The warehouse can advertise data that is labelled poorly, has no context, is a calculated field using the wrong formula or just of poor quality. We also need to be mindful of security or regulation. Are we exposing confidential or sensitive data? If we are working in the cloud are we putting personal data in a location that may contravene our rules. Planning is the key.
Catalog your assets
What data assets exist in your organization? For each asset do we have useful knowledge such as the context of the data, the owner of the asset, a summary of content and any rules that may apply? ER/Studio can help you build a list of data sources and publish that knowledge to the organization.
Classify Your Assets
For each asset we need to know what data is within it. The metadata of the asset may not help you as it could be physical, technical names. Most database products have restrictions on naming, so compressed physical names are used.

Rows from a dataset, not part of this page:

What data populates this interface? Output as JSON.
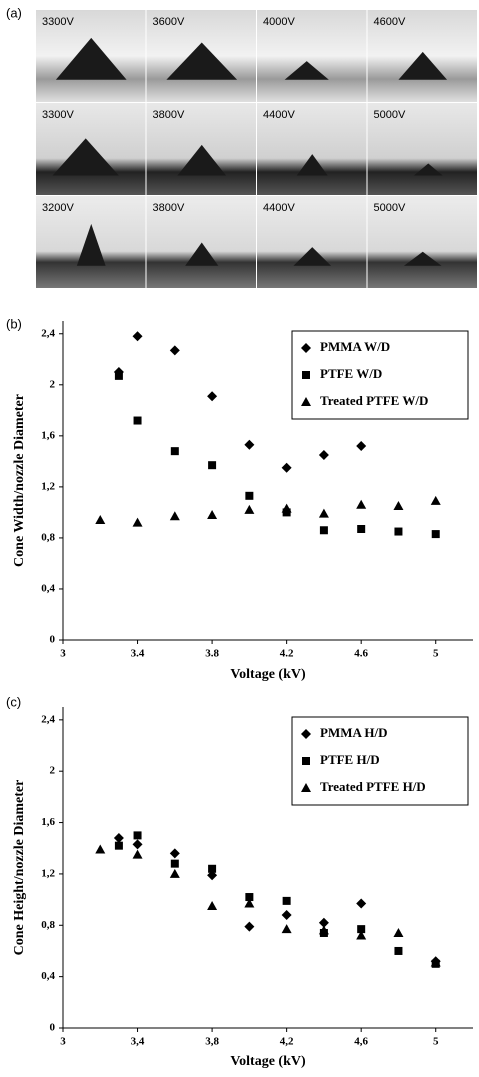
{
  "photos": {
    "panel_label": "(a)",
    "rows": [
      [
        "3300V",
        "3600V",
        "4000V",
        "4600V"
      ],
      [
        "3300V",
        "3800V",
        "4400V",
        "5000V"
      ],
      [
        "3200V",
        "3800V",
        "4400V",
        "5000V"
      ]
    ]
  },
  "chart_data": [
    {
      "type": "scatter",
      "panel_label": "(b)",
      "xlabel": "Voltage (kV)",
      "ylabel": "Cone Width/nozzle Diameter",
      "xlim": [
        3,
        5.2
      ],
      "ylim": [
        0,
        2.5
      ],
      "xticks": [
        3,
        3.4,
        3.8,
        4.2,
        4.6,
        5
      ],
      "yticks": [
        0,
        {
          "value": 0.4,
          "label": "0,4"
        },
        {
          "value": 0.8,
          "label": "0,8"
        },
        {
          "value": 1.2,
          "label": "1,2"
        },
        {
          "value": 1.6,
          "label": "1,6"
        },
        2,
        {
          "value": 2.4,
          "label": "2,4"
        }
      ],
      "series": [
        {
          "name": "PMMA W/D",
          "marker": "diamond",
          "color": "#000000",
          "x": [
            3.3,
            3.4,
            3.6,
            3.8,
            4.0,
            4.2,
            4.4,
            4.6
          ],
          "values": [
            2.1,
            2.38,
            2.27,
            1.91,
            1.53,
            1.35,
            1.45,
            1.52
          ]
        },
        {
          "name": "PTFE W/D",
          "marker": "square",
          "color": "#000000",
          "x": [
            3.3,
            3.4,
            3.6,
            3.8,
            4.0,
            4.2,
            4.4,
            4.6,
            4.8,
            5.0
          ],
          "values": [
            2.07,
            1.72,
            1.48,
            1.37,
            1.13,
            1.0,
            0.86,
            0.87,
            0.85,
            0.83
          ]
        },
        {
          "name": "Treated PTFE W/D",
          "marker": "triangle",
          "color": "#000000",
          "x": [
            3.2,
            3.4,
            3.6,
            3.8,
            4.0,
            4.2,
            4.4,
            4.6,
            4.8,
            5.0
          ],
          "values": [
            0.94,
            0.92,
            0.97,
            0.98,
            1.02,
            1.03,
            0.99,
            1.06,
            1.05,
            1.09
          ]
        }
      ]
    },
    {
      "type": "scatter",
      "panel_label": "(c)",
      "xlabel": "Voltage (kV)",
      "ylabel": "Cone Height/nozzle Diameter",
      "xlim": [
        3,
        5.2
      ],
      "ylim": [
        0,
        2.5
      ],
      "xticks": [
        3,
        {
          "value": 3.4,
          "label": "3,4"
        },
        {
          "value": 3.8,
          "label": "3,8"
        },
        {
          "value": 4.2,
          "label": "4,2"
        },
        {
          "value": 4.6,
          "label": "4,6"
        },
        5
      ],
      "yticks": [
        0,
        {
          "value": 0.4,
          "label": "0,4"
        },
        {
          "value": 0.8,
          "label": "0,8"
        },
        {
          "value": 1.2,
          "label": "1,2"
        },
        {
          "value": 1.6,
          "label": "1,6"
        },
        2,
        {
          "value": 2.4,
          "label": "2,4"
        }
      ],
      "series": [
        {
          "name": "PMMA H/D",
          "marker": "diamond",
          "color": "#000000",
          "x": [
            3.3,
            3.4,
            3.6,
            3.8,
            4.0,
            4.2,
            4.4,
            4.6,
            5.0
          ],
          "values": [
            1.48,
            1.43,
            1.36,
            1.19,
            0.79,
            0.88,
            0.82,
            0.97,
            0.52
          ]
        },
        {
          "name": "PTFE H/D",
          "marker": "square",
          "color": "#000000",
          "x": [
            3.3,
            3.4,
            3.6,
            3.8,
            4.0,
            4.2,
            4.4,
            4.6,
            4.8,
            5.0
          ],
          "values": [
            1.42,
            1.5,
            1.28,
            1.24,
            1.02,
            0.99,
            0.74,
            0.77,
            0.6,
            0.5
          ]
        },
        {
          "name": "Treated PTFE H/D",
          "marker": "triangle",
          "color": "#000000",
          "x": [
            3.2,
            3.4,
            3.6,
            3.8,
            4.0,
            4.2,
            4.4,
            4.6,
            4.8,
            5.0
          ],
          "values": [
            1.39,
            1.35,
            1.2,
            0.95,
            0.97,
            0.77,
            0.76,
            0.72,
            0.74,
            0.51
          ]
        }
      ]
    }
  ]
}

EXTACNO_4 is a constriction of External Account Number. Other systems like SAP just have codes for tables and columns that have zero meaning. They are tools out there that will look at the data itself and try to guess the meaning of the data, some using AI technologies.
There is little substitute for proper documentation. Data Architects have this at the core of their world. They are the team that designs and documents data assets. ER/Studio is at the heart of this. Each data asset can have a physical model that shows the tables and columns with their physical names and also a logical model in business-friendly language with useful business metadata.
Define Your information
We all throw around language and assume we all mean the same thing but danger lies here. When you are asked for North American sales figures what do you really mean? How should this be calculated? A published glossary of accepted terms can help here to reduce ambiguity and therefore reduce risk.
Key Performance Indicators can be defined along with their calculations. Also information need classifying in terms of sensitivity, confidentiality etc. Some information may be related to people and be classified as personally identifiable information (PII).
Rules specifying the usage of the data should be specified. ER/Studio has a built-in Business Glossary where Business Terms can be defined and allows Data Architects to classify data assets against them. You can then see which data assets contain instances of a piece of information.
So ER/Studio can help in this planning process by producing and publishing a Data Catalog that can help answer the important questions:
For the data that we will store in the warehouse what information do we need? What data is required for calculated fields? What rules should we consider for that data?
Additionally, where is this information stored? Which of the data assets has the data in the right context and quality?